KV Cache Optimization: A specific implementation strategy to maintain cache consistency when tokens are replaced during ensembling, a challenge previously unaddressed in ensemble settings.
Plug-and-Play Compatibility: SAFE can be integrated with existing ensemble methods (like UniTE or GaC) simply by adding the verification logic.

4. Experimental Results

The authors evaluated SAFE on diverse benchmarks (MMLU-redux, MATH500, GSM8K, BBH, ARC-Challenge) using 7B and 32B scale models with heterogeneous tokenizers (e.g., InternLM, Qwen, EXAONE).

Accuracy:
- Existing methods (like UniTE) often degrade performance in Chain-of-Thought (CoT) settings due to OOV-like token accumulation.
- SAFE + UniTE outperformed individual models and the baseline UniTE in 9 out of 15 experimental configurations.
- In math datasets, SAFE achieved significant gains (e.g., +4.2% on MATH500 with UniTE) while ensembling fewer than 5% of tokens.
Efficiency:
- SAFE reduced the number of ensembling operations (E/T ratio) to <20% of tokens (often <5% in math tasks).
- Latency: SAFE achieved inference speeds comparable to running a single model, even for long sequences, whereas standard ensembling was significantly slower.
- The KV cache management strategy further reduced latency compared to approaches without cache alignment.
Ablation Studies:
- Sharpening: Geometric mean sharpening yielded the best results, though the heuristic approach was also effective.
- Sequence Length: A drafter sequence length of 5 tokens provided the best balance between capturing tokenization differences and maintaining efficiency.

5. Significance

This paper addresses a fundamental bottleneck in LLM ensembling: the trade-off between the performance gains of combining models and the stability/efficiency costs of doing so in long-form generation.
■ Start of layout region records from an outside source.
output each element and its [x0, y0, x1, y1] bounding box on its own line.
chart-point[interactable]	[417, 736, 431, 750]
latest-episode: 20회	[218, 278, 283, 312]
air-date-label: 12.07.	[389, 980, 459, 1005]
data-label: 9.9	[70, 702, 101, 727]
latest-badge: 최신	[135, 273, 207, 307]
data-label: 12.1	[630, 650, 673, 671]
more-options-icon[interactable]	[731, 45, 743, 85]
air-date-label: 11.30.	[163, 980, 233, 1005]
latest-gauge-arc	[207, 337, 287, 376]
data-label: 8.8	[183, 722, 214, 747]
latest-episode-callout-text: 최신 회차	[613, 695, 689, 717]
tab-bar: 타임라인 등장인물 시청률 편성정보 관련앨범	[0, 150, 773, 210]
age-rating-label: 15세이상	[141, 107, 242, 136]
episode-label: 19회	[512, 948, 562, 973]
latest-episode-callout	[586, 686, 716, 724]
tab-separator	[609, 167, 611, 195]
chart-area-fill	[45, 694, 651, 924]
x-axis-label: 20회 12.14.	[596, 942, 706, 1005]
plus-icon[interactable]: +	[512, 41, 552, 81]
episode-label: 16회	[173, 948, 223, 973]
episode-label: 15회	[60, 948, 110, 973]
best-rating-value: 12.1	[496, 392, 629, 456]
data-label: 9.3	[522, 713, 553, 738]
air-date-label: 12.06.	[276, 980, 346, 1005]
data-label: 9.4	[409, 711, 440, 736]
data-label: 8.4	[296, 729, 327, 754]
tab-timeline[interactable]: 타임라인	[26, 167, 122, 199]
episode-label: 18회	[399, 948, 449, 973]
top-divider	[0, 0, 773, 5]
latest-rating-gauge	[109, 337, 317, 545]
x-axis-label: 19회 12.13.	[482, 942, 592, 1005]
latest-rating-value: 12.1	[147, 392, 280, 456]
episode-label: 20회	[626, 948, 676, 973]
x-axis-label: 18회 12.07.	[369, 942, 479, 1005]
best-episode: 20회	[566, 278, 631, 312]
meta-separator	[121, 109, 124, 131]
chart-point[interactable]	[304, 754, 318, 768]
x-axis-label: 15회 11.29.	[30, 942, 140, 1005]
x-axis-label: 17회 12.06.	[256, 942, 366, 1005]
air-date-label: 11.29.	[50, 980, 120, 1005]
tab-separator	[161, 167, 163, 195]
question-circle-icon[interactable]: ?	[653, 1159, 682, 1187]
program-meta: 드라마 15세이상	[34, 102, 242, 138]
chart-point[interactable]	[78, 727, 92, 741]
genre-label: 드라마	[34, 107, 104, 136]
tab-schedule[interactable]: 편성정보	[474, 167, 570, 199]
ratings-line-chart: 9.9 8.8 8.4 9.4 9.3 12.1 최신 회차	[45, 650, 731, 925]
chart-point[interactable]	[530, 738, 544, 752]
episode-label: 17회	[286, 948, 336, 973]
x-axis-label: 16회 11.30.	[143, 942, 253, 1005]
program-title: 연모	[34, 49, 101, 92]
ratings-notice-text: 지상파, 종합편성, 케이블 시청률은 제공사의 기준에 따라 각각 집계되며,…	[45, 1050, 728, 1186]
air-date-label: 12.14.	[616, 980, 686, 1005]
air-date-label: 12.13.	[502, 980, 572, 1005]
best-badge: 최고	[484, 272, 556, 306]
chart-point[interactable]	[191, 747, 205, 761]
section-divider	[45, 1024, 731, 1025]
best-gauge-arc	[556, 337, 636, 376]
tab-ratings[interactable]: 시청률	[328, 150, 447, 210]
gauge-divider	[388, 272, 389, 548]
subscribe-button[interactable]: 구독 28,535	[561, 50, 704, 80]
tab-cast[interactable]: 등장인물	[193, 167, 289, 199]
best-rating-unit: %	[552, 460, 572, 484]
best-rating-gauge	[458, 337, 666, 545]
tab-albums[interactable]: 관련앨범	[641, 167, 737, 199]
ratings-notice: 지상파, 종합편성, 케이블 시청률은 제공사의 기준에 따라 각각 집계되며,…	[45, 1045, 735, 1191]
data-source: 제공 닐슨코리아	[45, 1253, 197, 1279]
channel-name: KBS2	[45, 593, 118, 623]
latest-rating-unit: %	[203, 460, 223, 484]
Practicality: It demonstrates that LLM ensembling is viable for complex reasoning tasks (CoT) without requiring massive computational overhead or sacrificing output quality.
Robustness: By solving the tokenization mismatch problem, SAFE makes ensembling robust across models with different architectures and training data.
Deployment: The "Plug-and-Play" nature and efficiency gains suggest that SAFE is a practical step toward deploying robust, high-performance LLM systems in real-world applications where reliability and speed are critical.